The second bottleneck is the limitation of the characteristics of the drug itself. Some drugs do not achieve the required concentration in the body to work, while others cause unacceptable side effects. The diversity and susceptibility to mutation of corona viruses has determined that drugs developed against one corona virus may not be applicable to other corona viruses. In other words, the new drugs that we have spent years developing may still be helpless or have little effect in the face of the new corona virus.
The third bottleneck is the design of clinical trials. From past experience, corona viruses other than SARS and MERS can cause extremely mild symptoms. Even the SARS virus has disappeared more than 10 years ago, and no new cases have been reported. Although the MERS virus still occurs occasionally, the cases are very scattered. All these make the design of clinical trials difficult. Failure to effectively recruit enough patients and variable control will prevent us from testing how well these new drugs work.

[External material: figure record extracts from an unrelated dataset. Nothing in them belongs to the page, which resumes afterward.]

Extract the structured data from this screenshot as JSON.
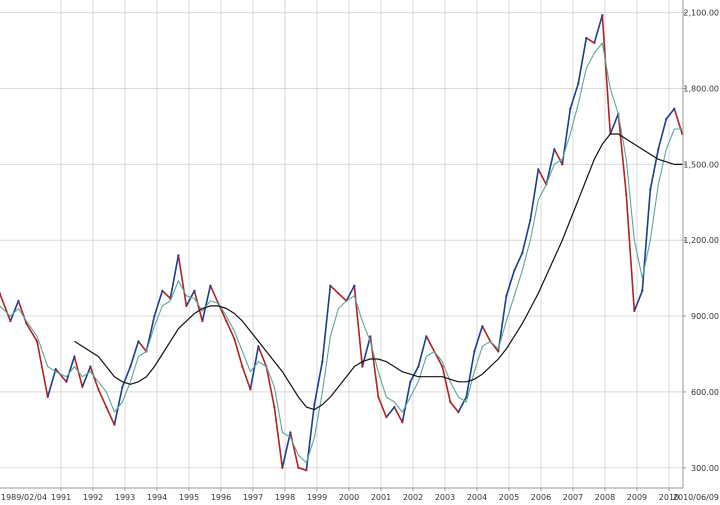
{
  "chart_data": {
    "type": "line",
    "title": "",
    "xlabel": "",
    "ylabel": "",
    "ylim": [
      220,
      2150
    ],
    "xlim": [
      "1989/02/04",
      "2010/06/09"
    ],
    "y_ticks": [
      "300.00",
      "600.00",
      "900.00",
      "1,200.00",
      "1,500.00",
      "1,800.00",
      "2,100.00"
    ],
    "x_tick_labels": [
      "1989/02/04",
      "1991",
      "1992",
      "1993",
      "1994",
      "1995",
      "1996",
      "1997",
      "1998",
      "1999",
      "2000",
      "2001",
      "2002",
      "2003",
      "2004",
      "2005",
      "2006",
      "2007",
      "2008",
      "2009",
      "2010",
      "2010/06/09"
    ],
    "grid": true,
    "legend": "none",
    "colors": {
      "up": "#1a3d8f",
      "down": "#b22222",
      "short_ma": "#5aa89a",
      "long_ma": "#111111",
      "grid": "#d9d9d9",
      "axis": "#9a9a9a"
    },
    "x": [
      "1989-02",
      "1989-06",
      "1989-09",
      "1989-12",
      "1990-04",
      "1990-08",
      "1990-11",
      "1991-03",
      "1991-06",
      "1991-09",
      "1991-12",
      "1992-03",
      "1992-06",
      "1992-09",
      "1992-12",
      "1993-03",
      "1993-06",
      "1993-09",
      "1993-12",
      "1994-03",
      "1994-06",
      "1994-09",
      "1994-12",
      "1995-03",
      "1995-06",
      "1995-09",
      "1995-12",
      "1996-03",
      "1996-06",
      "1996-09",
      "1996-12",
      "1997-03",
      "1997-06",
      "1997-09",
      "1997-12",
      "1998-03",
      "1998-06",
      "1998-09",
      "1998-12",
      "1999-03",
      "1999-06",
      "1999-09",
      "1999-12",
      "2000-03",
      "2000-06",
      "2000-09",
      "2000-12",
      "2001-03",
      "2001-06",
      "2001-09",
      "2001-12",
      "2002-03",
      "2002-06",
      "2002-09",
      "2002-12",
      "2003-03",
      "2003-06",
      "2003-09",
      "2003-12",
      "2004-03",
      "2004-06",
      "2004-09",
      "2004-12",
      "2005-03",
      "2005-06",
      "2005-09",
      "2005-12",
      "2006-03",
      "2006-06",
      "2006-09",
      "2006-12",
      "2007-03",
      "2007-06",
      "2007-09",
      "2007-12",
      "2008-03",
      "2008-06",
      "2008-09",
      "2008-12",
      "2009-03",
      "2009-06",
      "2009-09",
      "2009-12",
      "2010-03",
      "2010-06"
    ],
    "series": [
      {
        "values": [
          990,
          880,
          960,
          870,
          800,
          580,
          690,
          640,
          740,
          620,
          700,
          610,
          540,
          470,
          620,
          700,
          800,
          760,
          900,
          1000,
          970,
          1140,
          940,
          1000,
          880,
          1020,
          950,
          880,
          810,
          700,
          610,
          780,
          700,
          540,
          300,
          440,
          300,
          290,
          550,
          720,
          1020,
          990,
          960,
          1020,
          700,
          820,
          580,
          500,
          540,
          480,
          640,
          700,
          820,
          760,
          700,
          560,
          520,
          580,
          760,
          860,
          800,
          760,
          980,
          1080,
          1150,
          1280,
          1480,
          1420,
          1560,
          1500,
          1720,
          1820,
          2000,
          1980,
          2090,
          1620,
          1700,
          1380,
          920,
          1000,
          1400,
          1560,
          1680,
          1720,
          1620
        ]
      },
      {
        "values": [
          940,
          900,
          930,
          880,
          820,
          700,
          680,
          660,
          700,
          660,
          680,
          640,
          600,
          520,
          560,
          640,
          740,
          760,
          860,
          940,
          960,
          1040,
          980,
          970,
          920,
          960,
          950,
          900,
          840,
          760,
          680,
          720,
          700,
          620,
          440,
          420,
          350,
          320,
          420,
          600,
          820,
          930,
          960,
          980,
          880,
          800,
          680,
          580,
          560,
          520,
          580,
          640,
          740,
          760,
          720,
          640,
          580,
          560,
          680,
          780,
          800,
          770,
          880,
          980,
          1080,
          1200,
          1360,
          1420,
          1500,
          1520,
          1620,
          1740,
          1880,
          1940,
          1980,
          1800,
          1700,
          1520,
          1200,
          1050,
          1200,
          1420,
          1560,
          1640,
          1640
        ]
      },
      {
        "values": [
          null,
          null,
          null,
          null,
          null,
          null,
          null,
          null,
          800,
          780,
          760,
          740,
          700,
          660,
          640,
          630,
          640,
          660,
          700,
          750,
          800,
          850,
          880,
          910,
          930,
          940,
          940,
          930,
          910,
          880,
          840,
          800,
          760,
          720,
          680,
          630,
          580,
          540,
          530,
          550,
          580,
          620,
          660,
          700,
          720,
          730,
          730,
          720,
          700,
          680,
          670,
          660,
          660,
          660,
          660,
          650,
          640,
          640,
          650,
          670,
          700,
          730,
          770,
          820,
          870,
          930,
          990,
          1060,
          1130,
          1200,
          1280,
          1360,
          1440,
          1520,
          1580,
          1620,
          1620,
          1600,
          1580,
          1560,
          1540,
          1520,
          1510,
          1500,
          1500
        ]
      }
    ]
  }
}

In summary, the development of innovative therapies for corona viruses is by no means an overnight effort. This requires the participation of a large number of scientific researchers, clinical research and development personnel, and even patients and medical personnel. We thank all the scientists who are looking for potential therapies, and look forward to these efforts, we can find a good way to effectively treat the new type of corona virus pneumonia at an early date.